— Цвет волос ни от чего не зависит, — Март уже привычно не удивляется моим странным замечаниям. — Просто какие-то оттенки встречаются реже, какие-то чаще.
— Нет никаких ограничений?
— Никаких.
Внезапно он поднимается на ноги, отряхивает песок с брюк.
— Подожди меня здесь, я сейчас вернусь, — и направляется в сторону кварковой бухты. А я, снова чувствуя эту щемящую нотку внутри, смотрю на медленно поднимающийся над горизонтом розовеющий Стилус.
* * *
— Молоко?!
Момент слишком уж романтичный, до слащавости. Небо такое синее-синее, и море отчаянно бирюзовое, вода пунцово блестит в лучах ночного светила, а пляж совершенно пустынный, ни одного человека не наблюдается, и такой чистый, ни бумажки, ни сигаретного окурка.
Вот сразу понимаешь — другой мир. Солнце белое, луна красная. И чистота, как на фотографиях в отфотошопленных рекламных проспектах.
Песок тёплый, нагретый, обувь я скинула, а Март уходил не просто так — притащил с собой два стеклянных бокала с чем-то холодным и белым.

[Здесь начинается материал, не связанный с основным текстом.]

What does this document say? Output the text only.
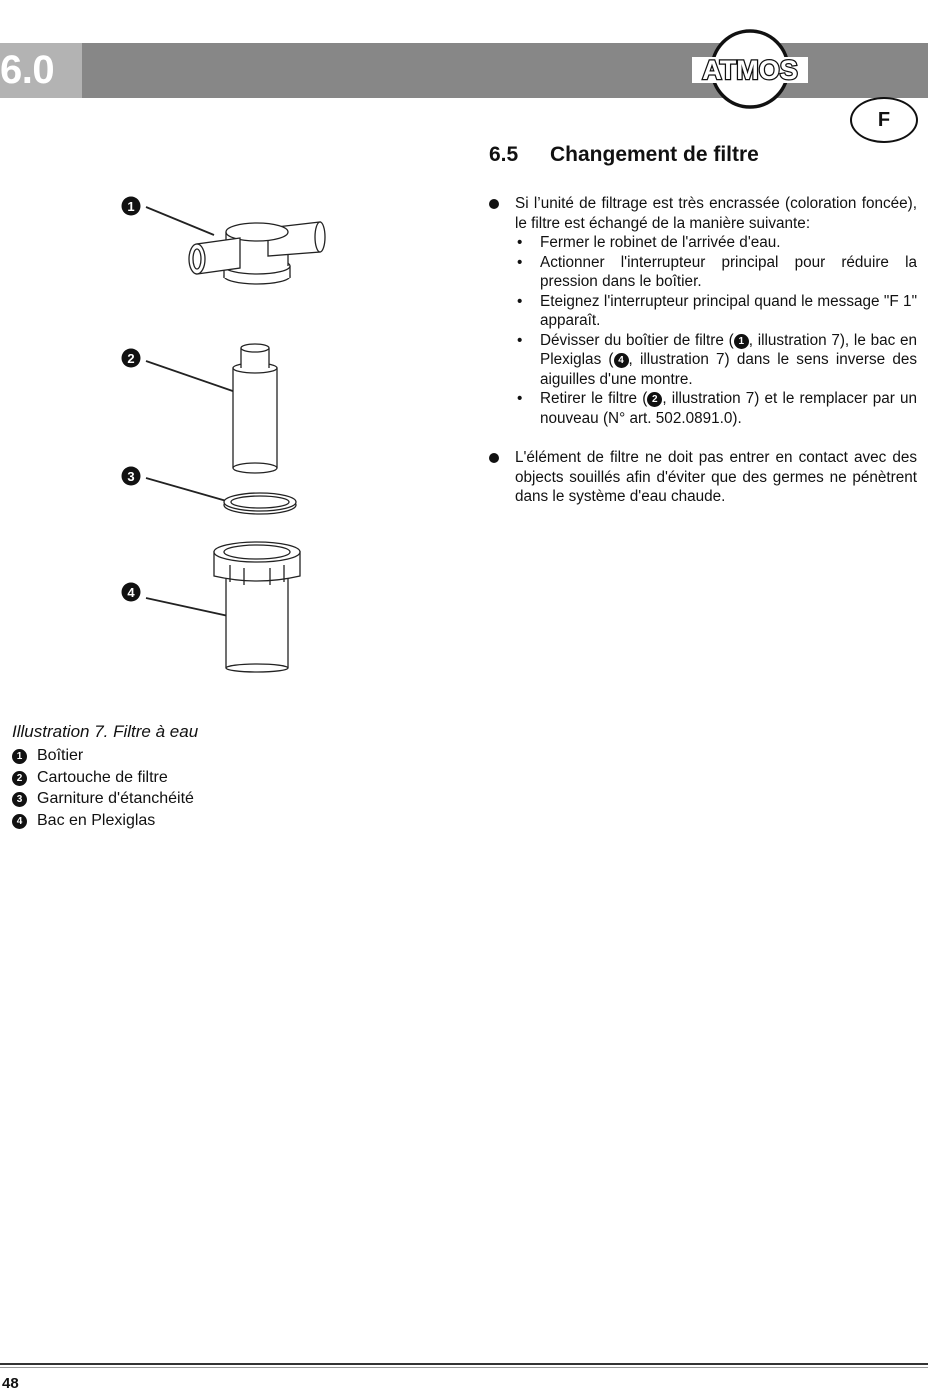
6.0	ATMOS
F
6.5 Changement de filtre

Si l’unité de filtrage est très encrassée (coloration foncée), le filtre est échangé de la manière suivante:

• Fermer le robinet de l'arrivée d'eau.
• Actionner l'interrupteur principal pour réduire la pression dans le boîtier.
• Eteignez l'interrupteur principal quand le message "F 1" apparaît.
• Dévisser du boîtier de filtre ( 1 , illustration 7), le bac en Plexiglas ( 4 , illustration 7) dans le sens inverse des aiguilles d'une montre.
• Retirer le filtre ( 2 , illustration 7) et le remplacer par un nouveau (N° art. 502.0891.0).

L'élément de filtre ne doit pas entrer en contact avec des objects souillés afin d'éviter que des germes ne pénètrent dans le système d'eau chaude.

1
2
3
4
Illustration 7. Filtre à eau
1 Boîtier
2 Cartouche de filtre
3 Garniture d'étanchéité
4 Bac en Plexiglas
48
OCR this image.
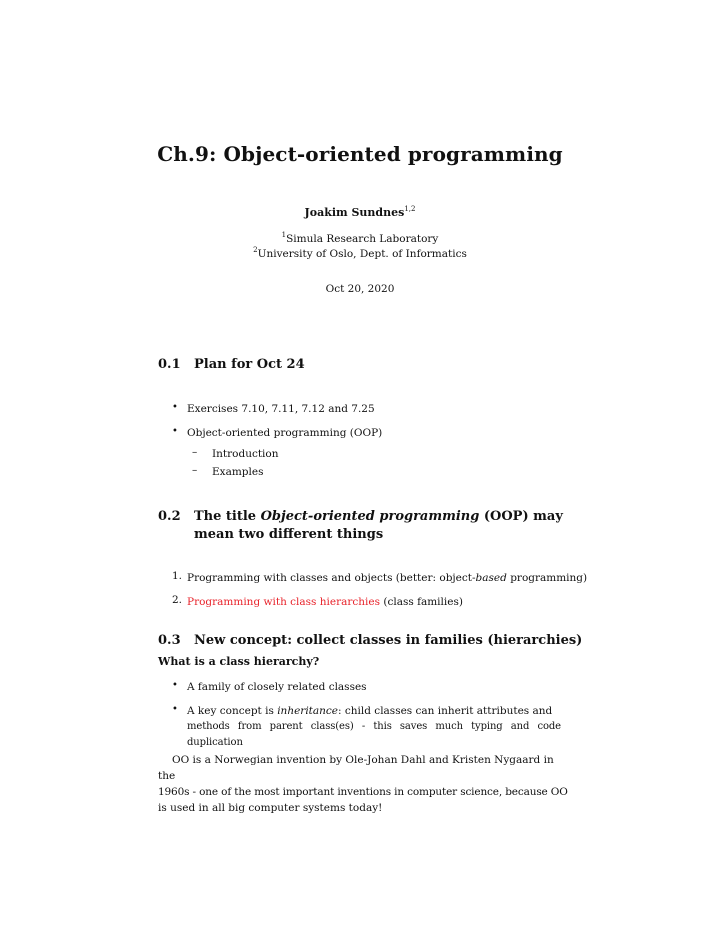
Ch.9: Object-oriented programming
Joakim Sundnes$^{1,2}$
$^1$Simula Research Laboratory
$^2$University of Oslo, Dept. of Informatics
Oct 20, 2020
0.1 Plan for Oct 24
• Exercises 7.10, 7.11, 7.12 and 7.25
• Object-oriented programming (OOP)
– Introduction
– Examples
0.2 The title Object-oriented programming (OOP) may
mean two different things
1. Programming with classes and objects (better: object-based programming)
2. Programming with class hierarchies (class families)
0.3 New concept: collect classes in families (hierarchies)
What is a class hierarchy?
• A family of closely related classes
• A key concept is inheritance: child classes can inherit attributes and
methods from parent class(es) - this saves much typing and code duplication
OO is a Norwegian invention by Ole-Johan Dahl and Kristen Nygaard in the
1960s - one of the most important inventions in computer science, because OO
is used in all big computer systems today!
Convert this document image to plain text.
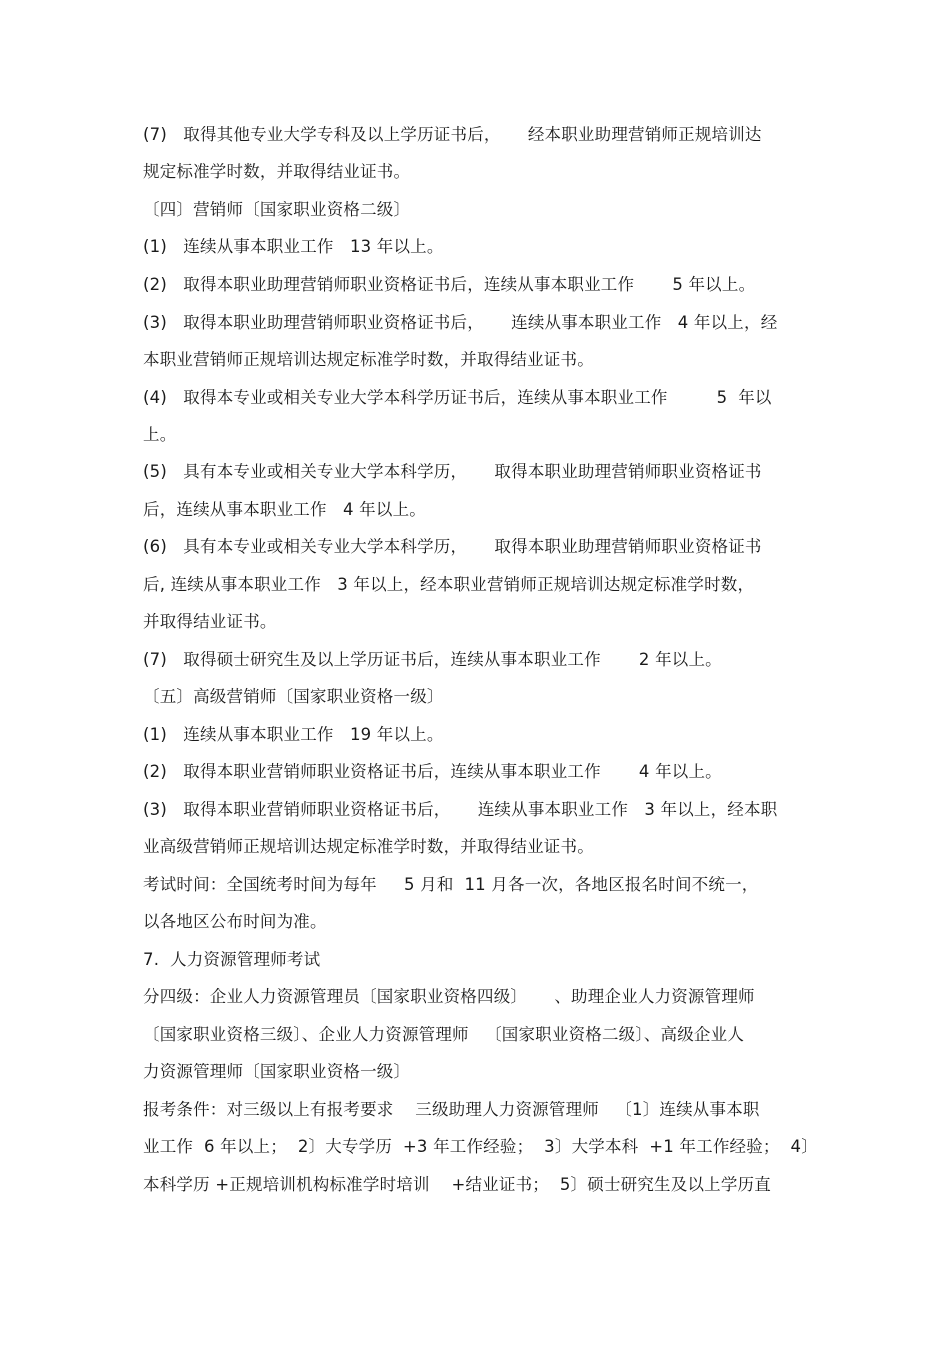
(7)   取得其他专业大学专科及以上学历证书后，     经本职业助理营销师正规培训达
规定标准学时数，并取得结业证书。
〔四〕营销师〔国家职业资格二级〕
(1)   连续从事本职业工作   13 年以上。
(2)   取得本职业助理营销师职业资格证书后，连续从事本职业工作       5 年以上。
(3)   取得本职业助理营销师职业资格证书后，     连续从事本职业工作   4 年以上，经
本职业营销师正规培训达规定标准学时数，并取得结业证书。
(4)   取得本专业或相关专业大学本科学历证书后，连续从事本职业工作         5  年以
上。
(5)   具有本专业或相关专业大学本科学历，     取得本职业助理营销师职业资格证书
后，连续从事本职业工作   4 年以上。
(6)   具有本专业或相关专业大学本科学历，     取得本职业助理营销师职业资格证书
后, 连续从事本职业工作   3 年以上，经本职业营销师正规培训达规定标准学时数，
并取得结业证书。
(7)   取得硕士研究生及以上学历证书后，连续从事本职业工作       2 年以上。
〔五〕高级营销师〔国家职业资格一级〕
(1)   连续从事本职业工作   19 年以上。
(2)   取得本职业营销师职业资格证书后，连续从事本职业工作       4 年以上。
(3)   取得本职业营销师职业资格证书后，     连续从事本职业工作   3 年以上，经本职
业高级营销师正规培训达规定标准学时数，并取得结业证书。
考试时间：全国统考时间为每年     5 月和  11 月各一次，各地区报名时间不统一，
以各地区公布时间为准。
7.  人力资源管理师考试
分四级：企业人力资源管理员〔国家职业资格四级〕     、助理企业人力资源管理师
〔国家职业资格三级〕、企业人力资源管理师   〔国家职业资格二级〕、高级企业人
力资源管理师〔国家职业资格一级〕
报考条件：对三级以上有报考要求    三级助理人力资源管理师   〔1〕连续从事本职
业工作  6 年以上；  2〕大专学历  +3 年工作经验；  3〕大学本科  +1 年工作经验；  4〕
本科学历 +正规培训机构标准学时培训    +结业证书；  5〕硕士研究生及以上学历直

— Молоко гваны! — заявил он гордо, как будто самолично доил вышеназванную гвану голыми руками.
Подал мне кружку и замер. Смотрит, чуть склонив голову к плечу. Улыбается.
Любуется.
А где-то в глубине глаз прячется тоска, такая неподдельная печаль, будто мы прощаемся прямо сейчас.
Будто он безумно не хочет меня отпускать, но и не отпустить не может.
…чего только не придумается! И я первая отворачиваюсь, собираю мельчайшие камушки, разбросанные по песку, и выкладываю из них его имя.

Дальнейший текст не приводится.